前半の政治劇(セリフ劇)が圧倒的。ゴジラ東京上陸という前例のない事態にトップダウンでは物事を決められない日本のポリティクスに絶望できる。
進化速度が速いゴジラに対して自衛隊最初の一斉攻撃が完全に失敗し首相を失ってから、国内の雰囲気が全く変わる。
核使用の外圧がのしかかる中、若手政治家と嫌われ者官僚のチームは、ゴジラ研究の第一人者牧博士が遺した対ゴジラ血液凝固剤の使用とその効果にかける。

前半はゴジラ映画でなかったが楽しく見た。ただ内容に映像は不要でラジオドラマで十分である。石原さとみは滑舌が悪い。後半は随分ゴジラ映画っぽくなったが、ゴジラの生理学的性質や血液凝固剤の理屈付けが難しくてついていけず。
造形については、ゴジラの目が嫌だった。ジロリと睨みを利かす目が好きだったのだ。
野村萬斎のゴジラ役起用についても疑問を覚える。まったくもって歩いているのは野村萬斎だった、個性が強すぎる。専門のスーツアクターにやらせるべきだった。

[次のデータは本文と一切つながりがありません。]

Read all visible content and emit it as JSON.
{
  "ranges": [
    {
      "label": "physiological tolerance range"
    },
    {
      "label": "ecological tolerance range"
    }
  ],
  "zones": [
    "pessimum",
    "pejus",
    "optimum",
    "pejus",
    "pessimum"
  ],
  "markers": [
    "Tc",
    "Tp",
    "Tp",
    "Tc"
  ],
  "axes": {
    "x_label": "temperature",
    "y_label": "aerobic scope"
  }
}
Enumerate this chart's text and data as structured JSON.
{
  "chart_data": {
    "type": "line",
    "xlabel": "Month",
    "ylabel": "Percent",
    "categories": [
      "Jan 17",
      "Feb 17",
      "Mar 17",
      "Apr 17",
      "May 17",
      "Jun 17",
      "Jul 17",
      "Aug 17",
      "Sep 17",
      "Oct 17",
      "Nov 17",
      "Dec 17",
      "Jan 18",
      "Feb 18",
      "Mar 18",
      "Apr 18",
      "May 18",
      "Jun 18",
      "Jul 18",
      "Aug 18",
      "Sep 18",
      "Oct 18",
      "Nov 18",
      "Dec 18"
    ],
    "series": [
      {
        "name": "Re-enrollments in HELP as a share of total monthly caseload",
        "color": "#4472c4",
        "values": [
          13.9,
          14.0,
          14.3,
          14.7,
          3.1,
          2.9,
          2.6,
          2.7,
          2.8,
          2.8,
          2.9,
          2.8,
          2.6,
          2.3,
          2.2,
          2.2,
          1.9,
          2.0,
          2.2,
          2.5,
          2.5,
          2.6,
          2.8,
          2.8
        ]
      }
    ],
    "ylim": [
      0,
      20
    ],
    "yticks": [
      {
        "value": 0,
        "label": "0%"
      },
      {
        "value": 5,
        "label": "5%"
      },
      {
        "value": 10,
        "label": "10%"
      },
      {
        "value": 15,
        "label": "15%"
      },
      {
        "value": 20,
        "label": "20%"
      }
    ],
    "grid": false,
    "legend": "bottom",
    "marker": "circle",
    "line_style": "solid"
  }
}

この映画はゴジラでなければ、新ゴジラでも真ゴジラでもない。ただのシン・ゴジラだ。

庵野総監督(脚本)は実写の特撮部分に口を挟んだのだろうか。もちろん樋口監督の分担だったのだろうが、はっきり言って明るい画面で映すのは無理だ。夜行性にした方が誤魔化しが利いた。山﨑貴監督やアメリカVFXと比べるとかなりの格差を感ずる。

それより早く映画「シン・ヱヴァンゲリヲン」を作るのです。